En aquella obra de construcción, donde el polvo se mezclaba con las
aspiraciones y los cascos relucían bajo el sol implacable, trabajaba Artur. Era
parte de la supervisión, el guardián de los estándares, el centinela de lo
correcto. Su semblante serio parecía esculpido en piedra, una fachada sin
grietas por donde asomara la calidez.
Pero a veces, cuando reía con sus colegas, su rostro se iluminaba como una
ventana recién lavada. Ahí estaban sus hoyuelos, pequeños cráteres de luna en
sus mejillas, señales de que detrás del uniforme rígido había un hombre de
carne y hueso.
Entre los trabajadores, una joven vigilante de seguridad observaba a Artur
con una curiosidad arquitectónica. Se preguntaba qué escondía detrás de su expresión
severa, detrás de esos ojos marrones que parecían medir cada estructura con
precisión. Un día, decidida a colocar el primer ladrillo de la conversación, le
preguntó su nombre. Desde aquel instante, poco a poco, fueron cimentando una
pequeña amistad.
Cada charla era un nuevo andamio, cada respuesta un refuerzo en los
cimientos de la confianza. Pero la joven quería más que los planos de una
relación cordial; quería edificar algo más audaz. Así que un día compró
chocolates y, cuando Artur llegó, le extendió uno con la sencillez de quien
ofrece una llave esperando que abra algo más que una puerta. Él tomó el dulce,
agradeció y quedó en silencio. Silencio de esos que pesan, de esos que pueden
marcar un antes y un después.
Sin esperar licitaciones eternas, ella soltó la confesión como si derribara un muro sin previo aviso: "Me gustas". Artur la miró, sonrió con una leve sorpresa, pero justo en ese momento la movilidad llegó como el último aviso en una subasta: no había más tiempo para ofertas. Se fue sin más palabras, dejando en el aire un eco de incertidumbre.

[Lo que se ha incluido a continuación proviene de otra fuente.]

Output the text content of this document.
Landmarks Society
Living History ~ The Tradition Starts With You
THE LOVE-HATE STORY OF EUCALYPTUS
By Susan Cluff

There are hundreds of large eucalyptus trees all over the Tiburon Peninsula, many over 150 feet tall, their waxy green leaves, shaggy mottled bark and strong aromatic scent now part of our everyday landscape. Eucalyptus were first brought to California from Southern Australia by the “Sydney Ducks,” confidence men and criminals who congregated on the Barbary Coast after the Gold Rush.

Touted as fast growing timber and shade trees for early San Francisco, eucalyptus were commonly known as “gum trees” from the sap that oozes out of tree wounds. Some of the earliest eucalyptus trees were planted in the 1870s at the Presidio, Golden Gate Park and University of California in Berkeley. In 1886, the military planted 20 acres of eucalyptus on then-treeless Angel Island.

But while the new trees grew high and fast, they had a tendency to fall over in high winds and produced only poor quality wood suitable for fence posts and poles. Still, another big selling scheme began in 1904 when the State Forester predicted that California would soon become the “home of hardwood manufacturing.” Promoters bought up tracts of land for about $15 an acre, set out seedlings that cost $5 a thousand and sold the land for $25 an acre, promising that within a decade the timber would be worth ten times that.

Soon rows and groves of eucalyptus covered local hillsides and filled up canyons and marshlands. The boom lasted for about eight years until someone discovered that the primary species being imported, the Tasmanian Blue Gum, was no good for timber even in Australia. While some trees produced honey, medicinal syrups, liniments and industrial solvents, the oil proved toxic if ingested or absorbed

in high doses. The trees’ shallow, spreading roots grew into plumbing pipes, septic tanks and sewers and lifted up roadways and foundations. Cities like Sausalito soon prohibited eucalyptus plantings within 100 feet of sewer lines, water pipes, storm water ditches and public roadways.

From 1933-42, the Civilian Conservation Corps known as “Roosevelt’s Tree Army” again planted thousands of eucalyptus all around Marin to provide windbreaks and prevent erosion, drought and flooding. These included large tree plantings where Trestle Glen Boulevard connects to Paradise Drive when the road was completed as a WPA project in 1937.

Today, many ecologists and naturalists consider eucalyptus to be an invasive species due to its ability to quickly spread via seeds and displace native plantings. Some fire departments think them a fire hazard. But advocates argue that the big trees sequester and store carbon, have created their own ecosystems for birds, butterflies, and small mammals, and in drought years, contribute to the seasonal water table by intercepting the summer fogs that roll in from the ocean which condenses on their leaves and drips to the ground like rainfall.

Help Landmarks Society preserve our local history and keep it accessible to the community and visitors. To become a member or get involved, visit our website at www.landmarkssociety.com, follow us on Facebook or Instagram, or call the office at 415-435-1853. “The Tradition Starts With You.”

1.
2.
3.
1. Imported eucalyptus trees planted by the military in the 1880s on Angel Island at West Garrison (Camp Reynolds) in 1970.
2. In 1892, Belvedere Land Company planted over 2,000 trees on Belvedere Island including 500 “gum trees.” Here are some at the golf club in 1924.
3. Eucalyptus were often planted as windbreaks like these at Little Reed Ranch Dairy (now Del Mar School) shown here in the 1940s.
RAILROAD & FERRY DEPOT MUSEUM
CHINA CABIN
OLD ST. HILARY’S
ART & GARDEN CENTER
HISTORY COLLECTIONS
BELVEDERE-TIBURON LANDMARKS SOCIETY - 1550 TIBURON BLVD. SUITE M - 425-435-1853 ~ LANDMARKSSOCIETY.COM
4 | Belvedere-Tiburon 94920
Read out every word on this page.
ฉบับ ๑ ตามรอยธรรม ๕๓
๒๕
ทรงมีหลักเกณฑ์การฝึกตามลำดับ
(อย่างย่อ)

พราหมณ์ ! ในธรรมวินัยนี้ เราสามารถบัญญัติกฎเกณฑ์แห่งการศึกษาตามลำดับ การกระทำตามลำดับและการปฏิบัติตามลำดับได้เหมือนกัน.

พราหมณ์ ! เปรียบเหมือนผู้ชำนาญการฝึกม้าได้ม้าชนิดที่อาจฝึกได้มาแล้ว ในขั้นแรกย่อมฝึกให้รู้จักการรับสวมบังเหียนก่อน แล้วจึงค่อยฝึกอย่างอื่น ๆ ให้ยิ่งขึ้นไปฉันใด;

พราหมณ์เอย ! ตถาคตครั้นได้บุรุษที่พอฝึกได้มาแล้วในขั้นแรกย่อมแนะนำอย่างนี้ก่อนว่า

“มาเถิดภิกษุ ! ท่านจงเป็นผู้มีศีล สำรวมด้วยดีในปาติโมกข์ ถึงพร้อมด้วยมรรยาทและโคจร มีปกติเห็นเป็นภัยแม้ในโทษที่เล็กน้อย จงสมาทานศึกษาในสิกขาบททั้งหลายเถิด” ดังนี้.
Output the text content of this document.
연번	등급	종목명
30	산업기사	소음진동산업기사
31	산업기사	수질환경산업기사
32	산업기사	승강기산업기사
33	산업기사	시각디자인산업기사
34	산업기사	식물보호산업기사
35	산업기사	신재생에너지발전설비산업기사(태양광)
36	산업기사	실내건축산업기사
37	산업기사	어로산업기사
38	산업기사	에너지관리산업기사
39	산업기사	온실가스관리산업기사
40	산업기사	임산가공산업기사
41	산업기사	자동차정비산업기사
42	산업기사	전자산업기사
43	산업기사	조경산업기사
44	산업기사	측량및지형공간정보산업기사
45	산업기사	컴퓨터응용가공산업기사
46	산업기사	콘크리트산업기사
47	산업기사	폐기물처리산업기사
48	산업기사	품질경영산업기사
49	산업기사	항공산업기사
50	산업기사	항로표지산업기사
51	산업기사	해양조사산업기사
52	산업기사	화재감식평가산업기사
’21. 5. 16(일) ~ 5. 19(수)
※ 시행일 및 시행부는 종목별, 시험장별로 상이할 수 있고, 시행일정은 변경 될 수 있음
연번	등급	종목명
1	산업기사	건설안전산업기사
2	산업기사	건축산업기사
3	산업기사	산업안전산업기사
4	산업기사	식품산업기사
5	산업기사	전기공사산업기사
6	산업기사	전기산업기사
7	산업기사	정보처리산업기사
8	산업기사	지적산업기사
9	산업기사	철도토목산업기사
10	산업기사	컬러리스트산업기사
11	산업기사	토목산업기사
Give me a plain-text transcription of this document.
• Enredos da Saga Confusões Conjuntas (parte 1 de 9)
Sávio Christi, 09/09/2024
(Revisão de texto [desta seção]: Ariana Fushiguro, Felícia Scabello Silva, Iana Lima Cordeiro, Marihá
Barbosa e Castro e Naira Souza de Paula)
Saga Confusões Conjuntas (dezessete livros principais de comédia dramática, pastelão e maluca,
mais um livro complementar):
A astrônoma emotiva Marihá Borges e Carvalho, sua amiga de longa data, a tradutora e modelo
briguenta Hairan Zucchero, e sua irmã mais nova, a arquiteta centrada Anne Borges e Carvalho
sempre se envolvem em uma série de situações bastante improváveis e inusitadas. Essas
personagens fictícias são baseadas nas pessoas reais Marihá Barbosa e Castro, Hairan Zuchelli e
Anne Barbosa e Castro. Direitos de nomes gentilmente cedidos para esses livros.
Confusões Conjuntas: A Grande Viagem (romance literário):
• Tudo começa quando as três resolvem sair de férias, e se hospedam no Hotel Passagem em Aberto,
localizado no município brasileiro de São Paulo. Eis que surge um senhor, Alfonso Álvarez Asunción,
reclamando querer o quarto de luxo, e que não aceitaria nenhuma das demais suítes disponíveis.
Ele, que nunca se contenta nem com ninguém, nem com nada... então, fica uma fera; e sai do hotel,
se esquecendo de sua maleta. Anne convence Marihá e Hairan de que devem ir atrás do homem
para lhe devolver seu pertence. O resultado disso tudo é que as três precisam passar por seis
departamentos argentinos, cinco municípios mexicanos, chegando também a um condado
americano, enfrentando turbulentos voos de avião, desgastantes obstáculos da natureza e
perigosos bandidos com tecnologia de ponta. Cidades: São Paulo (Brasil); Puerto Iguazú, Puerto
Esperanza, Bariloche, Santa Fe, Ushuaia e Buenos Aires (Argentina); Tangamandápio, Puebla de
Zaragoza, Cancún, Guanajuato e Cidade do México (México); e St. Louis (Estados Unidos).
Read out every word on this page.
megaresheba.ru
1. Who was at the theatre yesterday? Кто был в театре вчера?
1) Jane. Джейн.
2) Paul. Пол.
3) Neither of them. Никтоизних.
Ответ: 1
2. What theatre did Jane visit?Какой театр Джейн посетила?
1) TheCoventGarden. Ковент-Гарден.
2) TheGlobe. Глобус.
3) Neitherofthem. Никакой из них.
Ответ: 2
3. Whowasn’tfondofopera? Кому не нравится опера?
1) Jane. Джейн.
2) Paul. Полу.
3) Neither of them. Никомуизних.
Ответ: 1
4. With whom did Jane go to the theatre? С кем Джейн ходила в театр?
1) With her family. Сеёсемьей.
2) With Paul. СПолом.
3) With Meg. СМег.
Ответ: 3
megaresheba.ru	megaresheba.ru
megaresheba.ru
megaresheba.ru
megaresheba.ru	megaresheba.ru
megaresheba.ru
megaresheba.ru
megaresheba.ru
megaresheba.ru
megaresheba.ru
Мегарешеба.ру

La ausencia duró una semana, suficiente para que sus pensamientos hicieran
remodelaciones en su cabeza. Cuando él volvió, notó su distancia y, para evitar
que el silencio se volviera cemento seco, ella aclaró los planos: "El
hecho de que te haya dicho que me gustas no significa que quiera estar
contigo". La sonrisa de Artur apareció de nuevo, pero no hubo réplicas,
solo el sonido de las herramientas y el mundo girando como siempre.
Los días transcurrieron, la amistad siguió con su curso, hasta que Artur
dejó caer un comentario inesperado: "Serías como un bocadito, de esos que
no puedes parar de comer". Ella, con la certeza de que su historia ya
tenía fecha de entrega, respondió con simplicidad: "Este mes estaré aquí,
luego ya no".
Como todo proyecto, su tiempo en aquella obra llegó a su fin. Se separaron,
y la vida siguió con sus renovaciones. Pero el destino, arquitecto caprichoso,
trazó un nuevo encuentro tiempo después. Artur pasó por la nueva obra en la que
ella trabajaba, se detuvo y la saludó. Le invitó una gaseosa en el grifo
cercano y, con la misma curiosidad de siempre, preguntó: "¿Aún te
gusto?".
Artur compró más gaseosas, compartió con la gente y, antes de partir, dejó
una última frase: "Fue bueno volver a verte, aunque desde ese chocolate te llevé entre mi papilas, en mis memorias y tu mirada esquivante". Y así, entre botellas
burbujeantes y recuerdos bien cimentados, le dieron un último adiós.